Is there a trick to be able to use file paths with spaces in Mallet through the terminal on mac?

For example, all of the following give me errors:

escaping the space

./bin/mallet import-dir  --input /Volumes/Macintosh\ HD/Users/MY_NAME/Desktop/en --output /Users/MY_NAME/Desktop/en.mallet --remove-stopwords TRUE --keep-sequence TRUE

double quotes, no escapes

./bin/mallet import-dir --input "/Volumes/Macintosh HD/Users/MY_NAME/Desktop/en" --output /Users/MY_NAME/Desktop/en.mallet --remove-stopwords TRUE --keep-sequence TRUE

and, with double quotes

./bin/mallet import-dir --input "/Volumes/Macintosh\ HD/Users/MY_NAME/Desktop/en" --output /Users/MY_NAME/Desktop/en.mallet --remove-stopwords TRUE --keep-sequence TRUE

and finally with single quotes

./bin/mallet import-dir --input '/Volumes/Macintosh\ HD/Users/MY_NAME/Desktop/en' --output /Users/MY_NAME/Desktop/en.mallet --remove-stopwords TRUE --keep-sequence TRUE

They all want to treat the folder as multiple folders, split on the space:

Labels = 
   /Volumes/Macintosh\
   HD/Users/MY_NAME/Desktop/en
Exception in thread "main" java.lang.IllegalArgumentException: /Volumes/Macintosh\ is not a directory.
    at cc.mallet.pipe.iterator.FileIterator.<init>(FileIterator.java:108)
    at cc.mallet.pipe.iterator.FileIterator.<init>(FileIterator.java:145)
    at cc.mallet.classify.tui.Text2Vectors.main(Text2Vectors.java:322)

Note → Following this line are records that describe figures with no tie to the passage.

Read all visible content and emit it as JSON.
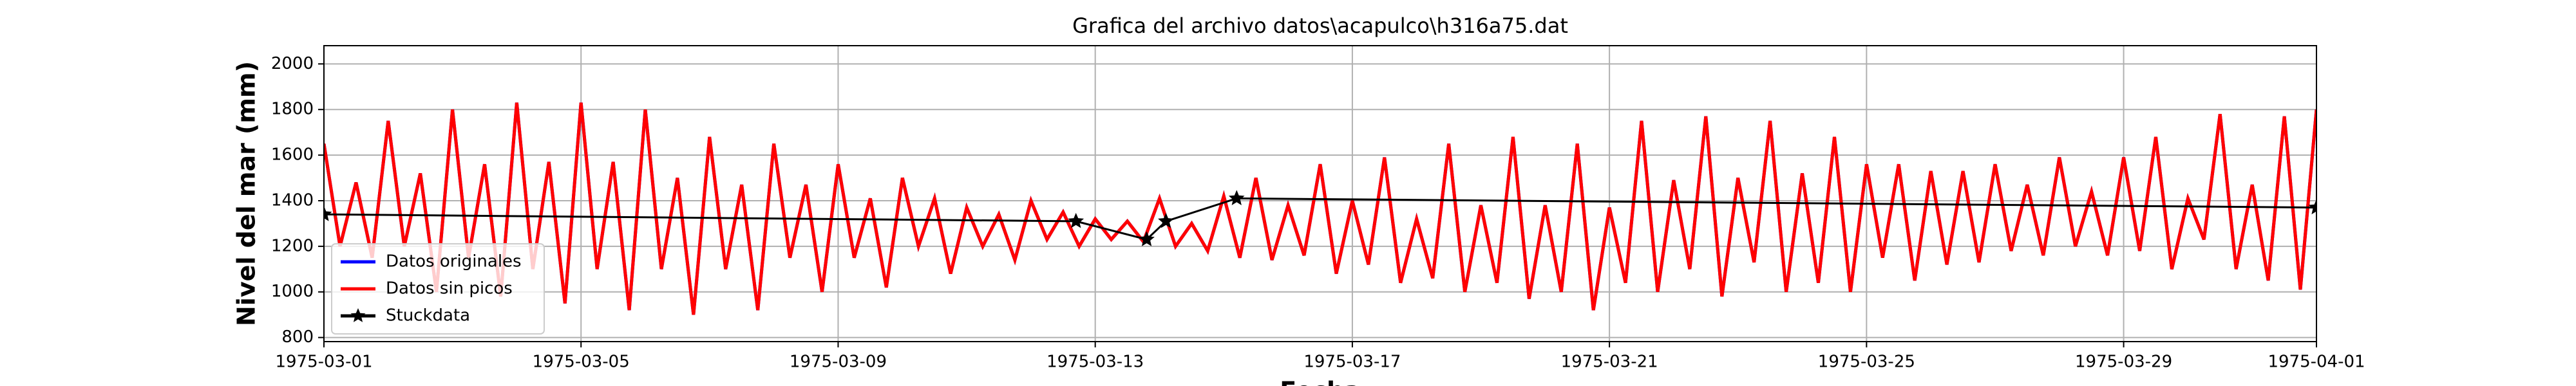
{
  "chart_data": {
    "type": "line",
    "title": "Grafica del archivo datos\\acapulco\\h316a75.dat",
    "xlabel": "Fecha",
    "ylabel": "Nivel del mar (mm)",
    "x": [
      0,
      0.25,
      0.5,
      0.75,
      1,
      1.25,
      1.5,
      1.75,
      2,
      2.25,
      2.5,
      2.75,
      3,
      3.25,
      3.5,
      3.75,
      4,
      4.25,
      4.5,
      4.75,
      5,
      5.25,
      5.5,
      5.75,
      6,
      6.25,
      6.5,
      6.75,
      7,
      7.25,
      7.5,
      7.75,
      8,
      8.25,
      8.5,
      8.75,
      9,
      9.25,
      9.5,
      9.75,
      10,
      10.25,
      10.5,
      10.75,
      11,
      11.25,
      11.5,
      11.75,
      12,
      12.25,
      12.5,
      12.75,
      13,
      13.25,
      13.5,
      13.75,
      14,
      14.25,
      14.5,
      14.75,
      15,
      15.25,
      15.5,
      15.75,
      16,
      16.25,
      16.5,
      16.75,
      17,
      17.25,
      17.5,
      17.75,
      18,
      18.25,
      18.5,
      18.75,
      19,
      19.25,
      19.5,
      19.75,
      20,
      20.25,
      20.5,
      20.75,
      21,
      21.25,
      21.5,
      21.75,
      22,
      22.25,
      22.5,
      22.75,
      23,
      23.25,
      23.5,
      23.75,
      24,
      24.25,
      24.5,
      24.75,
      25,
      25.25,
      25.5,
      25.75,
      26,
      26.25,
      26.5,
      26.75,
      27,
      27.25,
      27.5,
      27.75,
      28,
      28.25,
      28.5,
      28.75,
      29,
      29.25,
      29.5,
      29.75,
      30,
      30.25,
      30.5,
      30.75,
      31
    ],
    "series": [
      {
        "name": "Datos originales",
        "color": "#0000ff",
        "values": [
          1650,
          1200,
          1480,
          1150,
          1750,
          1200,
          1520,
          1000,
          1800,
          1150,
          1560,
          980,
          1830,
          1100,
          1570,
          950,
          1830,
          1100,
          1570,
          920,
          1800,
          1100,
          1500,
          900,
          1680,
          1100,
          1470,
          920,
          1650,
          1150,
          1470,
          1000,
          1560,
          1150,
          1410,
          1020,
          1500,
          1200,
          1410,
          1080,
          1370,
          1200,
          1340,
          1140,
          1400,
          1230,
          1350,
          1200,
          1320,
          1230,
          1310,
          1220,
          1410,
          1200,
          1300,
          1180,
          1420,
          1150,
          1500,
          1140,
          1380,
          1160,
          1560,
          1080,
          1400,
          1120,
          1590,
          1040,
          1320,
          1060,
          1650,
          1000,
          1380,
          1040,
          1680,
          970,
          1380,
          1000,
          1650,
          920,
          1370,
          1040,
          1750,
          1000,
          1490,
          1100,
          1770,
          980,
          1500,
          1130,
          1750,
          1000,
          1520,
          1040,
          1680,
          1000,
          1560,
          1150,
          1560,
          1050,
          1530,
          1120,
          1530,
          1130,
          1560,
          1180,
          1470,
          1160,
          1590,
          1200,
          1440,
          1160,
          1590,
          1180,
          1680,
          1100,
          1410,
          1230,
          1780,
          1100,
          1470,
          1050,
          1770,
          1010,
          1800
        ]
      },
      {
        "name": "Datos sin picos",
        "color": "#ff0000",
        "values": [
          1650,
          1200,
          1480,
          1150,
          1750,
          1200,
          1520,
          1000,
          1800,
          1150,
          1560,
          980,
          1830,
          1100,
          1570,
          950,
          1830,
          1100,
          1570,
          920,
          1800,
          1100,
          1500,
          900,
          1680,
          1100,
          1470,
          920,
          1650,
          1150,
          1470,
          1000,
          1560,
          1150,
          1410,
          1020,
          1500,
          1200,
          1410,
          1080,
          1370,
          1200,
          1340,
          1140,
          1400,
          1230,
          1350,
          1200,
          1320,
          1230,
          1310,
          1220,
          1410,
          1200,
          1300,
          1180,
          1420,
          1150,
          1500,
          1140,
          1380,
          1160,
          1560,
          1080,
          1400,
          1120,
          1590,
          1040,
          1320,
          1060,
          1650,
          1000,
          1380,
          1040,
          1680,
          970,
          1380,
          1000,
          1650,
          920,
          1370,
          1040,
          1750,
          1000,
          1490,
          1100,
          1770,
          980,
          1500,
          1130,
          1750,
          1000,
          1520,
          1040,
          1680,
          1000,
          1560,
          1150,
          1560,
          1050,
          1530,
          1120,
          1530,
          1130,
          1560,
          1180,
          1470,
          1160,
          1590,
          1200,
          1440,
          1160,
          1590,
          1180,
          1680,
          1100,
          1410,
          1230,
          1780,
          1100,
          1470,
          1050,
          1770,
          1010,
          1800
        ]
      },
      {
        "name": "Stuckdata",
        "color": "#000000",
        "marker": "star",
        "x": [
          0,
          11.7,
          12.8,
          13.1,
          14.2,
          31
        ],
        "values": [
          1340,
          1310,
          1230,
          1310,
          1410,
          1370
        ]
      }
    ],
    "xlim": [
      0,
      31
    ],
    "xticks": [
      {
        "value": 0,
        "label": "1975-03-01"
      },
      {
        "value": 4,
        "label": "1975-03-05"
      },
      {
        "value": 8,
        "label": "1975-03-09"
      },
      {
        "value": 12,
        "label": "1975-03-13"
      },
      {
        "value": 16,
        "label": "1975-03-17"
      },
      {
        "value": 20,
        "label": "1975-03-21"
      },
      {
        "value": 24,
        "label": "1975-03-25"
      },
      {
        "value": 28,
        "label": "1975-03-29"
      },
      {
        "value": 31,
        "label": "1975-04-01"
      }
    ],
    "ylim": [
      782,
      2080
    ],
    "yticks": [
      800,
      1000,
      1200,
      1400,
      1600,
      1800,
      2000
    ],
    "grid": true,
    "legend": "lower left"
  }
}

Is there anyway around this, other than renaming all of my files with spaces to underscores? (I understand that I don't need to type /Volumes/Macintosh\ HD/... but can just start at /Users. This was just an example.)

bigfoot56
  • 71
  • 1
  • 8

2 Answers2

3

The issue is that import-dir is designed to take multiple directories as input. The argument parser would need a way to distinguish this use case from the "escaped space" use case, keeping in mind that Windows paths can end in \.

The best way to support both cases might be to add a --single-input option that would take its argument as a single string.

I also find that the spreadsheet-style import-file command is almost always preferable to working with directories.

David Mimno
  • 1,836
  • 7
  • 7
1

As a work around you could:

(1) write some code to read the directory contents and generate a single examples file for use with:

bin/mallet input-file

Here's the mallet quick-start page for importing which describes the input-file version: http://mallet.cs.umass.edu/import.php

(2) Generate a symbolic link to the folder in a location without any spaces in it

Edward Ross
  • 2,614
  • 1
  • 18
  • 17